だからそれにはおっきな冷蔵庫がいるし、今はいらないって思う冷凍庫だっているようになるから、いろんな魔道具を入れるついでに魔道具屋さんに頼んで一緒に入れといてもらったんだって。
「魔道具屋も商売じゃからのぉ。一つ一つを別々に注文するよりも、一度にいくつか頼んだ方が割引をしてくれるのじゃよ」
「へぇ、そうなんだ」
魔道具ってとっても高いでしょ?
だから一緒に頼んで引いてくれる分だけでも、かなり違うんだよってロルフさんは教えてくれたんだ。
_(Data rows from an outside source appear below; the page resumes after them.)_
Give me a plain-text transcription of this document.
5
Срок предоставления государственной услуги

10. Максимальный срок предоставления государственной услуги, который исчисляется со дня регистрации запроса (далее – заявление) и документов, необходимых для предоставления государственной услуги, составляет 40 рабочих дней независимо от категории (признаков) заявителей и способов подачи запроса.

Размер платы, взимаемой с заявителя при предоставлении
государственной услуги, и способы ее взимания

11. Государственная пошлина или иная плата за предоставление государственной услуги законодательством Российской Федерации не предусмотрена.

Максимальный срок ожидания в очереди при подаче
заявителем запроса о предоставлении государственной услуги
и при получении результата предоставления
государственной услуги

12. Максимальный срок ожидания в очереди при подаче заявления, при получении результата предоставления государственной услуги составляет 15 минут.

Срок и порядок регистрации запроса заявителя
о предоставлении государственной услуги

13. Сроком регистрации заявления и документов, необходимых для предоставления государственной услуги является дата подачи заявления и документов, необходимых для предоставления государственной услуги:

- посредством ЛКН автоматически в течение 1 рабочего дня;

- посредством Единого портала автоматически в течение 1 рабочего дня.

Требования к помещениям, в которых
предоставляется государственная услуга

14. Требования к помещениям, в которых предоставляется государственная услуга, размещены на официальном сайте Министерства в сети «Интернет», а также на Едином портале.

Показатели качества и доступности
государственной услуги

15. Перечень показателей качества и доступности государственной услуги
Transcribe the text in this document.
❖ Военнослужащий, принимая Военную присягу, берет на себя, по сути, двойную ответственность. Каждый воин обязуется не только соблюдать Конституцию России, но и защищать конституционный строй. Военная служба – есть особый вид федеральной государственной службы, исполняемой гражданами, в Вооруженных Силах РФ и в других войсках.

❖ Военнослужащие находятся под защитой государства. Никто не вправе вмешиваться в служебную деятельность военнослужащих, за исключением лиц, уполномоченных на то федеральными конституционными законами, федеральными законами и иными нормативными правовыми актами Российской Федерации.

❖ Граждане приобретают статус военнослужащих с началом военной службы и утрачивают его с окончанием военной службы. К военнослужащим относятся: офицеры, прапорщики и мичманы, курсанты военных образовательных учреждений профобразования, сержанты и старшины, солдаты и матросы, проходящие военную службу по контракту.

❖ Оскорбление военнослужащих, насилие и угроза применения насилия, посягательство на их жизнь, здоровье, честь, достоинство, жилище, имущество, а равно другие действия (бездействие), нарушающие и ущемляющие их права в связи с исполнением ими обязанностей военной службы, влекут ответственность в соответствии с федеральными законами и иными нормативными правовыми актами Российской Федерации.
「それにな、実を言うとわしの本宅で使っておる魔道冷蔵庫も少々古くなってきておってな、ここに入れる分と合わせて購入したおかげでかなり安く買えたのじゃよ」
「いっぱい買ったから、魔道具屋さんもいっぱい安くしてくれたんだね」
「うむ。そういう事じゃ」
ロルフさんちの魔道冷蔵庫は、ここにいれたのよりずっとおっきいんだって。
だから安く買えて、すっごく助かったんだよって笑うロルフさん。
「それにな、我が館で使っておる魔道冷蔵庫は在庫として持てるようなものでは無いらしくてのぉ。もし壊れてからの注文となれば、数日待たねばならぬそうなのじゃ」
「そんなにおっきな冷蔵庫なの?」
「うむ。使用人の数も多いし、何よりこの館のように地下室を冷蔵庫になどしておらぬからな。そしてそれゆえに、もし壊れてから注文するような事になっておったら、ちと困った事になる所だったようなのじゃよ」
ロルフさんちの冷蔵庫、魔道具屋さんに見てもらったら魔石が古くなってていつ壊れてもおかしくなかったんだって。
「じゃからな、ルディーン君。そういう意味でも、今回のまとめ買いは助かったのじゃ」
ロルフさんはそう言うとね、長いお髭をなでながらほっほっほって笑ったんだ。
ルディーン君の館、かなりの量の魔道具が運び込まれているような?
実際、金額にしたらかなりのものになるでしょうね。
でもまぁ、メイドや執事の訓練の場を提供してもらうと言う利点を考えると、大した出費でもないのかもしれませんけど。
なにせルディーン君が買った館の値段と比べたら、そんなものは大した金額ではないのですから。
それにルディーン君の館に入れると言っても、実際に使うのはその殆どがロルフさんの家人の食事の為ですしね。